The program would allow families to use public dollars on private school tuition or homeschooling costs, for instance. Sanders said the voucher amount would be about 90% of the per-student funding amount public school districts receive — $7,349 this school year.
The initiative also includes a transportation fund and would remove the caps on the number of charter schools or school choice transfers, according to the governor’s office.
“We call it a parent empowerment program because honestly when you say vouchers or school choice, that’s not really accurate because schools aren’t choosing,” Davis said. “It’s parents and families choosing a school that meets their kids’ educational needs.”
A coalition of Democrats and Republicans from mostly rural areas have blocked several voucher bills in committee in past sessions.
Traditional voucher programs allow families to take tax dollars and put them toward private school tuition.
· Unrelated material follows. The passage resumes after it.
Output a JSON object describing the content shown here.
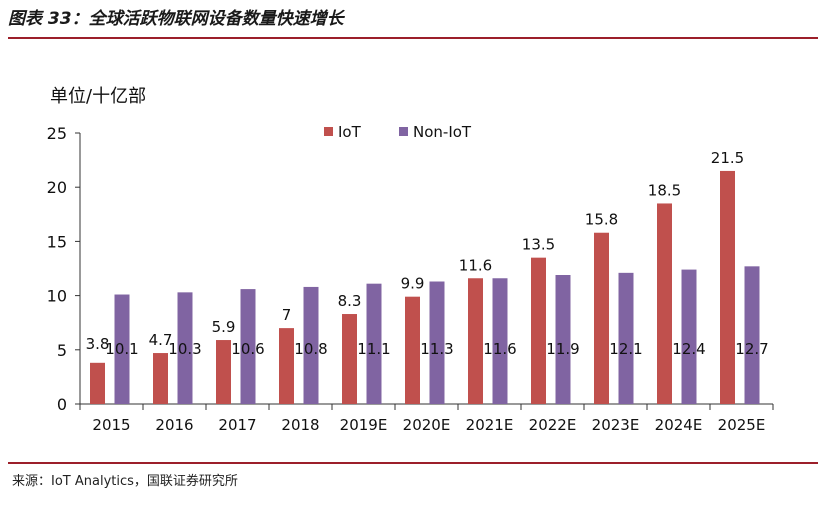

Arkansas has two voucher programs.
The Succeed Scholarship Program provides about $7,400 for private tuition for students with disabilities, foster children and military families. The Philanthropic Investment in Arkansas Kids Scholarship Program provides private-school scholarships for students whose families make no more than 200% of the federal poverty level (about $55,000 a year for a family of four in Arkansas).
Opponents of voucher programs say they take away funding from public schools and send it to private institutions that aren’t held to the same level of accountability and standards.
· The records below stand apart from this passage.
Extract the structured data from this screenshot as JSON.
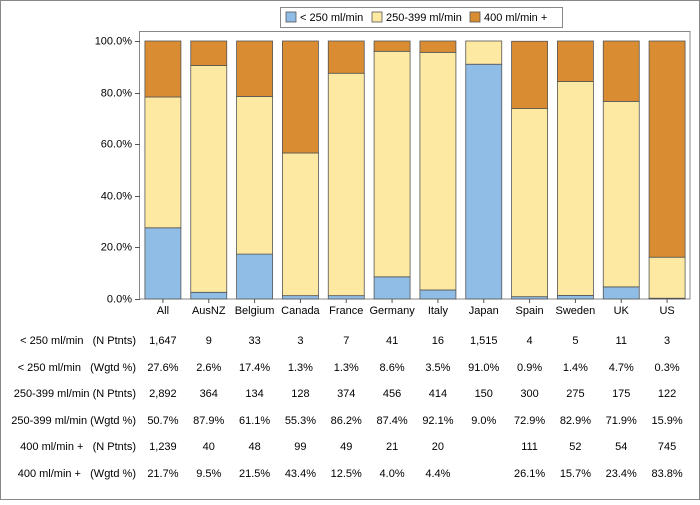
{
  "chart_data": {
    "type": "stacked_bar",
    "categories": [
      "All",
      "AusNZ",
      "Belgium",
      "Canada",
      "France",
      "Germany",
      "Italy",
      "Japan",
      "Spain",
      "Sweden",
      "UK",
      "US"
    ],
    "ylim": [
      0,
      100
    ],
    "yticks": [
      {
        "value": 0,
        "label": "0.0%"
      },
      {
        "value": 20,
        "label": "20.0%"
      },
      {
        "value": 40,
        "label": "40.0%"
      },
      {
        "value": 60,
        "label": "60.0%"
      },
      {
        "value": 80,
        "label": "80.0%"
      },
      {
        "value": 100,
        "label": "100.0%"
      }
    ],
    "series": [
      {
        "name": "< 250 ml/min",
        "color": "#8fbde6",
        "values": [
          27.6,
          2.6,
          17.4,
          1.3,
          1.3,
          8.6,
          3.5,
          91.0,
          0.9,
          1.4,
          4.7,
          0.3
        ],
        "value_labels": [
          "27.6%",
          "2.6%",
          "17.4%",
          "1.3%",
          "1.3%",
          "8.6%",
          "3.5%",
          "91.0%",
          "0.9%",
          "1.4%",
          "4.7%",
          "0.3%"
        ],
        "count_row_label": "< 250 ml/min   (N Ptnts)",
        "pct_row_label": "< 250 ml/min   (Wgtd %)",
        "counts": [
          "1,647",
          "9",
          "33",
          "3",
          "7",
          "41",
          "16",
          "1,515",
          "4",
          "5",
          "11",
          "3"
        ]
      },
      {
        "name": "250-399 ml/min",
        "color": "#fde9a1",
        "values": [
          50.7,
          87.9,
          61.1,
          55.3,
          86.2,
          87.4,
          92.1,
          9.0,
          72.9,
          82.9,
          71.9,
          15.9
        ],
        "value_labels": [
          "50.7%",
          "87.9%",
          "61.1%",
          "55.3%",
          "86.2%",
          "87.4%",
          "92.1%",
          "9.0%",
          "72.9%",
          "82.9%",
          "71.9%",
          "15.9%"
        ],
        "count_row_label": "250-399 ml/min (N Ptnts)",
        "pct_row_label": "250-399 ml/min (Wgtd %)",
        "counts": [
          "2,892",
          "364",
          "134",
          "128",
          "374",
          "456",
          "414",
          "150",
          "300",
          "275",
          "175",
          "122"
        ]
      },
      {
        "name": "400 ml/min +",
        "color": "#d98c32",
        "values": [
          21.7,
          9.5,
          21.5,
          43.4,
          12.5,
          4.0,
          4.4,
          null,
          26.1,
          15.7,
          23.4,
          83.8
        ],
        "value_labels": [
          "21.7%",
          "9.5%",
          "21.5%",
          "43.4%",
          "12.5%",
          "4.0%",
          "4.4%",
          null,
          "26.1%",
          "15.7%",
          "23.4%",
          "83.8%"
        ],
        "count_row_label": "400 ml/min +   (N Ptnts)",
        "pct_row_label": "400 ml/min +   (Wgtd %)",
        "counts": [
          "1,239",
          "40",
          "48",
          "99",
          "49",
          "21",
          "20",
          null,
          "111",
          "52",
          "54",
          "745"
        ]
      }
    ]
  }
}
Rep. Jim Wooten (R-Beebe) has filed two bills to address these issues. HB 1204 would require private schools to administer an annual statewide assessment, while HB 1205 would require a school that accepts state funding to provide transportation to certain students.
Both bills were listed on Tuesday’s House Education Committee agenda, but neither was discussed.
In Arkansas, 35% of third graders can read at grade level, according to the governor’s office. To improve that, Sanders plans to create a unified system to expand access to “high-quality education” from birth to 12th grade.
Literacy coaches will be deployed to maximize student learning, and K-3 students struggling to read at grade level will be eligible for $500 a year for supplemental education services.
Before advancing to 4th grade, students must be able to read at a 3rd grade level.
The new Career Ready Diploma program is a dual-track diploma that will prepare students to take on high-paying jobs in the workforce once they graduate, according to the governor’s office.
Students will be required to complete 75 hours of community service to graduate high school. Students will also have access to a catalog of available courses to choose from so they can take courses across the state.
A workforce dashboard will provide online resources for job seekers to find available jobs and required training in their region.